Tagliaferri (FdI): “In dieci anni oltre 900 milioni attivati in Regione, quanto è arrivato a Piacenza?”

Interrogazione e accesso agli atti del consigliere regionale Giancarlo Tagliaferri (FdI): «Non cerchiamo classifiche né rivendichiamo esclusioni: vogliamo misurare con dati omogenei la capacità del territorio piacentino di intercettare le politiche regionali di attrazione degli investimenti».

LA NOTA DI TAGLIAFERRI

«La Regione presenta numeri importanti sull’attrazione degli investimenti: oltre 900 milioni di euro attivati in dieci anni e più di quattromila nuovi posti di lavoro. La domanda che pongo è molto semplice: quanto di questo investimento e di questa occupazione è arrivato concretamente nella provincia di Piacenza?».

È il quesito posto dal consigliere regionale di Fratelli d’Italia Giancarlo Tagliaferri, che ha presentato un’interrogazione alla Giunta e una contestuale richiesta di accesso agli atti sulla distribuzione territoriale degli interventi sostenuti attraverso la legge regionale 14/2014 per la promozione degli investimenti.
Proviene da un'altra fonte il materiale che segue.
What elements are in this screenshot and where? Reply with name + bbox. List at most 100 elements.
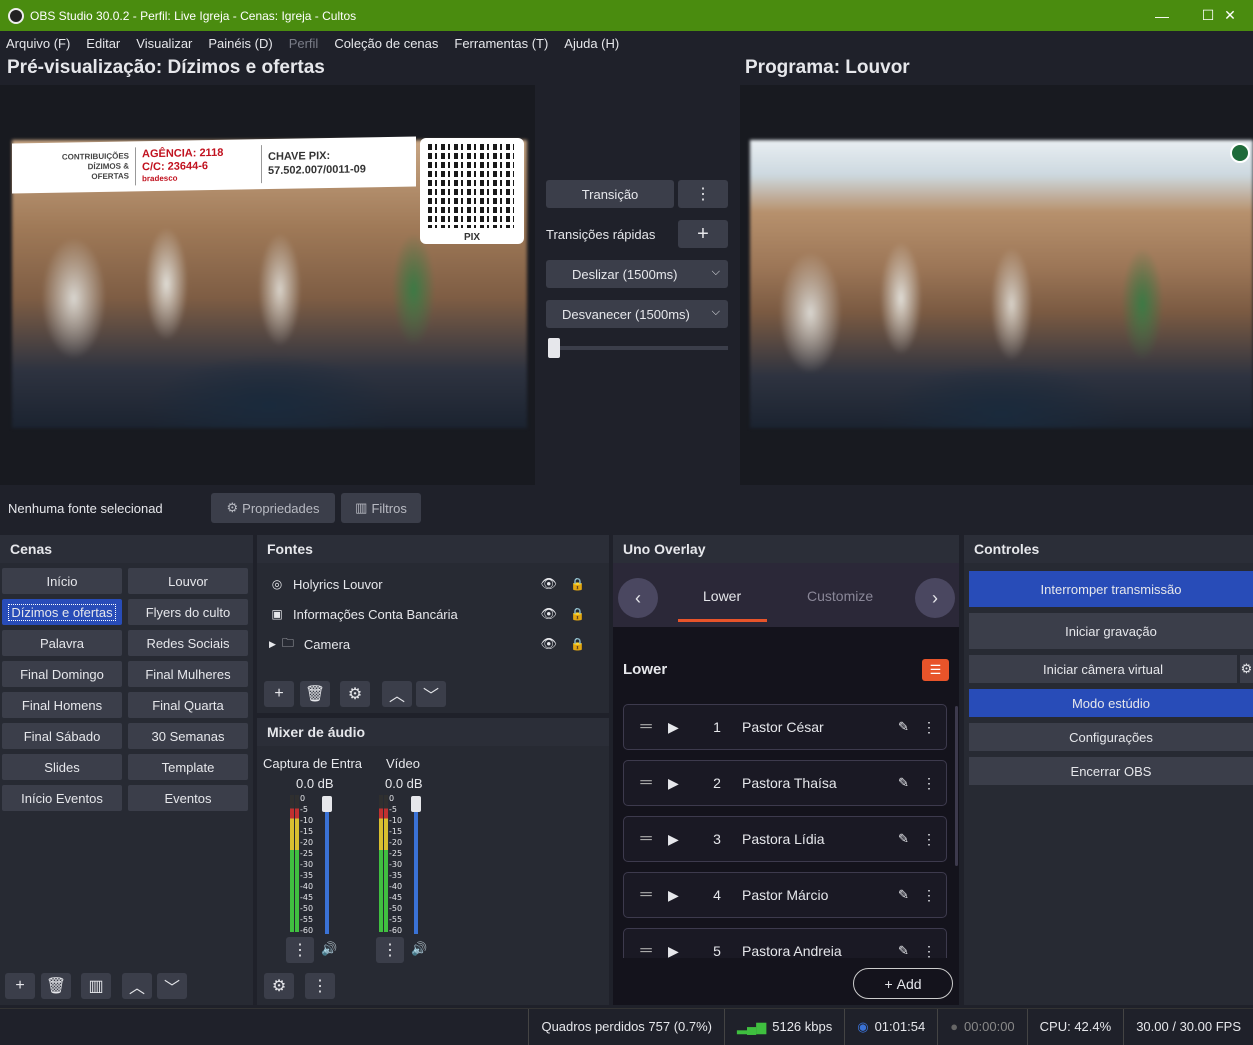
more-icon[interactable]: ⋮ [922, 943, 946, 959]
edit-icon[interactable]: ✎ [898, 887, 922, 903]
eye-icon[interactable]: 👁 [540, 636, 557, 652]
uno-prev-button[interactable]: ‹ [618, 578, 658, 618]
exit-button[interactable]: Encerrar OBS [969, 757, 1253, 785]
more-icon[interactable]: ⋮ [922, 831, 946, 848]
menu-visualizar[interactable]: Visualizar [136, 36, 192, 51]
drag-handle-icon[interactable]: ═ [624, 830, 668, 848]
virtual-camera-settings-button[interactable]: ⚙ [1240, 655, 1253, 683]
tbar-track[interactable] [550, 346, 728, 350]
scene-flyers[interactable]: Flyers do culto [128, 599, 248, 625]
eye-icon[interactable]: 👁 [540, 606, 557, 622]
play-icon[interactable]: ▶ [668, 719, 692, 736]
uno-item[interactable]: ═ ▶ 3 Pastora Lídia ✎ ⋮ [623, 816, 947, 862]
ch1-menu-button[interactable]: ⋮ [286, 937, 314, 963]
edit-icon[interactable]: ✎ [898, 943, 922, 958]
quick-transition-fade[interactable]: Desvanecer (1500ms) ⌵ [546, 300, 728, 328]
minimize-button[interactable]: — [1139, 0, 1185, 31]
uno-scrollbar[interactable] [955, 706, 958, 866]
add-scene-button[interactable]: + [5, 973, 35, 999]
scene-final-mulheres[interactable]: Final Mulheres [128, 661, 248, 687]
menu-ferramentas[interactable]: Ferramentas (T) [454, 36, 548, 51]
eye-icon[interactable]: 👁 [540, 576, 557, 592]
scene-final-homens[interactable]: Final Homens [2, 692, 122, 718]
scene-final-domingo[interactable]: Final Domingo [2, 661, 122, 687]
uno-add-button[interactable]: + Add [853, 968, 953, 999]
more-icon[interactable]: ⋮ [922, 719, 946, 736]
uno-next-button[interactable]: › [915, 578, 955, 618]
scene-template[interactable]: Template [128, 754, 248, 780]
scene-dizimos[interactable]: Dízimos e ofertas [2, 599, 122, 625]
tbar-handle[interactable] [548, 338, 560, 358]
expand-arrow-icon[interactable]: ▶ [269, 639, 276, 650]
menu-editar[interactable]: Editar [86, 36, 120, 51]
source-camera[interactable]: ▶ 🗀 Camera 👁 🔒 [263, 630, 603, 658]
play-icon[interactable]: ▶ [668, 775, 692, 792]
scene-louvor[interactable]: Louvor [128, 568, 248, 594]
edit-icon[interactable]: ✎ [898, 775, 922, 791]
ch2-volume-handle[interactable] [411, 796, 421, 812]
quick-transition-slide[interactable]: Deslizar (1500ms) ⌵ [546, 260, 728, 288]
scene-final-sabado[interactable]: Final Sábado [2, 723, 122, 749]
scene-slides[interactable]: Slides [2, 754, 122, 780]
drag-handle-icon[interactable]: ═ [624, 942, 668, 958]
transition-menu-button[interactable]: ⋮ [678, 180, 728, 208]
list-icon[interactable]: ☰ [922, 659, 949, 681]
drag-handle-icon[interactable]: ═ [624, 886, 668, 904]
scene-down-button[interactable]: ﹀ [157, 973, 187, 999]
remove-scene-button[interactable]: 🗑 [41, 973, 71, 999]
uno-item[interactable]: ═ ▶ 4 Pastor Márcio ✎ ⋮ [623, 872, 947, 918]
ch1-volume-track[interactable] [325, 800, 329, 934]
transition-button[interactable]: Transição [546, 180, 674, 208]
play-icon[interactable]: ▶ [668, 887, 692, 904]
play-icon[interactable]: ▶ [668, 831, 692, 848]
uno-tab-lower[interactable]: Lower [703, 588, 741, 604]
scene-inicio[interactable]: Início [2, 568, 122, 594]
source-down-button[interactable]: ﹀ [416, 681, 446, 707]
scene-filters-button[interactable]: ▥ [81, 973, 111, 999]
menu-arquivo[interactable]: Arquivo (F) [6, 36, 70, 51]
filters-button[interactable]: ▥ Filtros [341, 493, 421, 523]
ch2-menu-button[interactable]: ⋮ [376, 937, 404, 963]
virtual-camera-button[interactable]: Iniciar câmera virtual [969, 655, 1237, 683]
menu-ajuda[interactable]: Ajuda (H) [564, 36, 619, 51]
source-holyrics[interactable]: ◎ Holyrics Louvor 👁 🔒 [263, 570, 603, 598]
edit-icon[interactable]: ✎ [898, 831, 922, 847]
uno-item[interactable]: ═ ▶ 1 Pastor César ✎ ⋮ [623, 704, 947, 750]
scene-eventos[interactable]: Eventos [128, 785, 248, 811]
close-button[interactable]: ✕ [1207, 0, 1253, 31]
mixer-menu-button[interactable]: ⋮ [305, 973, 335, 999]
speaker-icon[interactable]: 🔊 [411, 941, 427, 957]
ch1-volume-handle[interactable] [322, 796, 332, 812]
ch2-volume-track[interactable] [414, 800, 418, 934]
more-icon[interactable]: ⋮ [922, 775, 946, 792]
remove-source-button[interactable]: 🗑 [300, 681, 330, 707]
lock-icon[interactable]: 🔒 [570, 637, 585, 651]
scene-palavra[interactable]: Palavra [2, 630, 122, 656]
drag-handle-icon[interactable]: ═ [624, 718, 668, 736]
start-recording-button[interactable]: Iniciar gravação [969, 613, 1253, 649]
uno-item[interactable]: ═ ▶ 2 Pastora Thaísa ✎ ⋮ [623, 760, 947, 806]
add-quick-transition-button[interactable]: + [678, 220, 728, 248]
edit-icon[interactable]: ✎ [898, 719, 922, 735]
menu-colecao[interactable]: Coleção de cenas [334, 36, 438, 51]
studio-mode-button[interactable]: Modo estúdio [969, 689, 1253, 717]
more-icon[interactable]: ⋮ [922, 887, 946, 904]
source-properties-button[interactable]: ⚙ [340, 681, 370, 707]
menu-paineis[interactable]: Painéis (D) [208, 36, 272, 51]
properties-button[interactable]: ⚙ Propriedades [211, 493, 335, 523]
scene-redes[interactable]: Redes Sociais [128, 630, 248, 656]
lock-icon[interactable]: 🔒 [570, 607, 585, 621]
settings-button[interactable]: Configurações [969, 723, 1253, 751]
mixer-settings-button[interactable]: ⚙ [264, 973, 294, 999]
uno-item[interactable]: ═ ▶ 5 Pastora Andreia ✎ ⋮ [623, 928, 947, 958]
scene-up-button[interactable]: ︿ [122, 973, 152, 999]
menu-perfil[interactable]: Perfil [289, 36, 319, 51]
speaker-icon[interactable]: 🔊 [321, 941, 337, 957]
add-source-button[interactable]: + [264, 681, 294, 707]
uno-tab-customize[interactable]: Customize [807, 588, 873, 604]
source-bank-info[interactable]: ▣ Informações Conta Bancária 👁 🔒 [263, 600, 603, 628]
scene-30-semanas[interactable]: 30 Semanas [128, 723, 248, 749]
lock-icon[interactable]: 🔒 [570, 577, 585, 591]
stop-stream-button[interactable]: Interromper transmissão [969, 571, 1253, 607]
drag-handle-icon[interactable]: ═ [624, 774, 668, 792]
L’iniziativa nasce anche dall’ultima tornata di programmi approvati dalla Regione: sette nuovi progetti, quasi 10 milioni di euro di contributi regionali, oltre 108 milioni di investimenti programmati e più di 150 nuove assunzioni previste. Nei territori indicati dalla Regione per questi programmi non compare la provincia di Piacenza.

«Questo dato – precisa immediatamente Tagliaferri – non autorizza a parlare di Piacenza esclusa. Per farlo bisognerebbe innanzitutto sapere quante imprese del nostro territorio abbiano partecipato, con quali progetti e quale sia stato il loro esito. Ed è esattamente ciò che chiediamo alla Regione».

L’interrogazione e l’accesso agli atti puntano quindi ad allargare lo sguardo all’intero periodo di applicazione della L.R. 14/2014.

Secondo il bilancio reso pubblico dalla Regione, attraverso otto bandi sono stati sostenuti 102 programmi di investimento, con circa 174 milioni di euro di contributi regionali, oltre 912 milioni di investimenti complessivi e più di 4.050 nuovi posti di lavoro.

«Sono numeri significativi – osserva Tagliaferri – e proprio per questo è utile leggerli territorialmente. Vogliamo sapere quante domande siano arrivate da Piacenza, quante siano state ammesse e finanziate, quali contributi siano stati concessi e realmente liquidati, quali investimenti siano stati realizzati e soprattutto quale occupazione sia stata effettivamente prodotta».

Un punto sul quale il consigliere insiste è infatti la distinzione tra obiettivi annunciati e risultati conseguiti.

«Quando utilizziamo risorse pubbliche per sostenere un programma che prevede investimenti e nuova occupazione, non basta fermarsi alla fotografia del giorno in cui viene approvato. È necessario verificare qualche anno dopo quanti milioni siano stati realmente investiti e quanti dei posti di lavoro dichiarati siano stati effettivamente creati e mantenuti».

L’iniziativa si collega anche al dossier aperto nei giorni scorsi da Tagliaferri sul Distretto unico della manifattura del Nord, per il quale il consigliere ha già presentato interrogazione e accesso agli atti chiedendo quale ruolo venga riconosciuto alla provincia di Piacenza nella nuova strategia industriale interregionale. L’atto precedente chiede infatti alla Regione di valorizzare Piacenza come nodo produttivo e logistico tra Emilia-Romagna e Lombardia. 

«I due temi sono strettamente collegati – spiega Tagliaferri –. Se vogliamo discutere seriamente del ruolo futuro di Piacenza nella nuova geografia manifatturiera del Nord, dobbiamo anche conoscere il punto di partenza. Prima di chiedere quale posto avremo domani, è utile sapere quale posto abbiamo avuto finora nelle politiche regionali di attrazione degli investimenti».

Con l’accesso agli atti vengono pertanto richiesti alla Regione dati e documentazione analitica, con particolare attenzione alla distribuzione territoriale degli investimenti e alla situazione piacentina.

«Non mi interessa costruire una graduatoria tra province – conclude Tagliaferri –. Mi interessa capire se Piacenza stia utilizzando pienamente le opportunità disponibili e, se così non fosse, individuarne le ragioni. Può essere un problema di candidature, di informazione, di caratteristiche dei bandi, di capacità progettuale o di attrattività del territorio. Prima vengono i numeri, poi vengono i giudizi. Ma i numeri, provincia per provincia, dobbiamo averli».